Corporate Governance

The Board recognises its responsibility for the proper management of the Company and is committed to maintaining a high standard of corporate governance. The Directors recognise the importance of sound corporate governance commensurate with the size and nature of the Company and the interests of its Shareholders. The Corporate Governance Code does not apply to companies admitted to trading on AIM and there is no formal alternative for AIM companies. The Quoted Companies Alliance has published the QCA Code, which includes a standard of minimum best practice for AIM companies, and recommendations for reporting corporate governance matters. The Directors take into account the Corporate Governance Code (and the QCA Code), to the extent they consider it appropriate and having regard to the size and resources of the Company.

The Board is responsible for formulating, reviewing and approving the Group’s strategy, budgets and corporate actions. The Company holds Board meetings at least four times each financial year and at other times as and when required.


The Company has adopted an anti-corruption and bribery policy which applies to the Directors. It generally sets out their responsibilities in observing and upholding a zero tolerance position on bribery and corruption in all the jurisdictions in which the Company operates as well as providing guidance on how to recognise and deal with bribery and corruption issues and the potential consequences. The Company expects all employees, suppliers, contractors and consultants to conduct their day-to-day business activities in a fair, honest and ethical manner, be aware of and refer to this policy in all of their business activities worldwide and to conduct business on the Company’s behalf in compliance with it.

The Company has established a remuneration committee and an audit committee with formally delegated duties and responsibilities.


The Audit Committee has primary responsibility for monitoring the quality of internal controls and ensuring that the financial performance of the Company is properly measured and reported on. It receives and reviews reports from the Company’s management and auditors relating to the interim and annual accounts and the accounting and internal control systems in use throughout the Company. The Audit Committee is responsible for keeping under review the scope and results of the audit, its cost effectiveness and the independence and objectivity of the auditors. It also has responsibility for public reporting and internal controls. The Audit Committee also monitors the Company’s compliance with the AIM Rules for Companies and ensures that procedures, resources and controls are in place to ensure the Company’s compliance with the AIM Rules for Companies. The members of the Audit Committee are Nicholas Lee and Amanda van Dyke.

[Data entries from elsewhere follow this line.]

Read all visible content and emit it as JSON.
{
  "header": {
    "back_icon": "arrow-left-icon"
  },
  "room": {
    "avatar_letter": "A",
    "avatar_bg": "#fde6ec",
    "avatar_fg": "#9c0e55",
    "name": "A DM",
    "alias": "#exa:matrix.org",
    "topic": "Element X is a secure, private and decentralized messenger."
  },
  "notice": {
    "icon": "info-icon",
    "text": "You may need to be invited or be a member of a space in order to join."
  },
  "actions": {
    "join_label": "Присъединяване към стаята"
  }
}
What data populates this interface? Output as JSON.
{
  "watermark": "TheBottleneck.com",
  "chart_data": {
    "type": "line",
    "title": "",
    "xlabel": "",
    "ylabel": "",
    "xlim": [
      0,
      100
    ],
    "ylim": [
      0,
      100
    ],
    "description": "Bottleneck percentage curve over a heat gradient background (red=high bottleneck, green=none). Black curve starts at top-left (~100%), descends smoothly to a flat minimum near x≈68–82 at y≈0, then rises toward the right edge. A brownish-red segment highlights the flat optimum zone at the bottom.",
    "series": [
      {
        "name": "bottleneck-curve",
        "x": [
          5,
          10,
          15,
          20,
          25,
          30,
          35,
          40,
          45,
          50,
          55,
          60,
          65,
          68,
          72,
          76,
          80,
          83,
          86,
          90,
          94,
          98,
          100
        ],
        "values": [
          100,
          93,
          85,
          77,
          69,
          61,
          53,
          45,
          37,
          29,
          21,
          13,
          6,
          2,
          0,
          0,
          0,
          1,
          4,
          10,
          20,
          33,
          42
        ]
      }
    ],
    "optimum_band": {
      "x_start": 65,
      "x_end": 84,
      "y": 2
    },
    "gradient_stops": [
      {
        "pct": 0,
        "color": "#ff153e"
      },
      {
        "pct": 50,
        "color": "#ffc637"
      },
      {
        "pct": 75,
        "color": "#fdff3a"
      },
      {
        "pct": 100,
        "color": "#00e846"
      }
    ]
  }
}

The Remuneration Committee reviews the performance of the Directors and makes recommendations to the Board on matters relating to their remuneration and terms of employment. Under its terms of reference, it meets at least once a year and is responsible for ensuring that the Directors are fairly rewarded (which extends to all aspects of remuneration) for their individual contribution to the overall performance of the Company. The members of the Remuneration Committee are Nicholas Lee and Andrew Nesbitt.


The Company has adopted a share dealing policy which sets out the requirements and procedures for the Board in any of its AIM securities in accordance with the provisions of MAR and of the AIM Rules for Companies.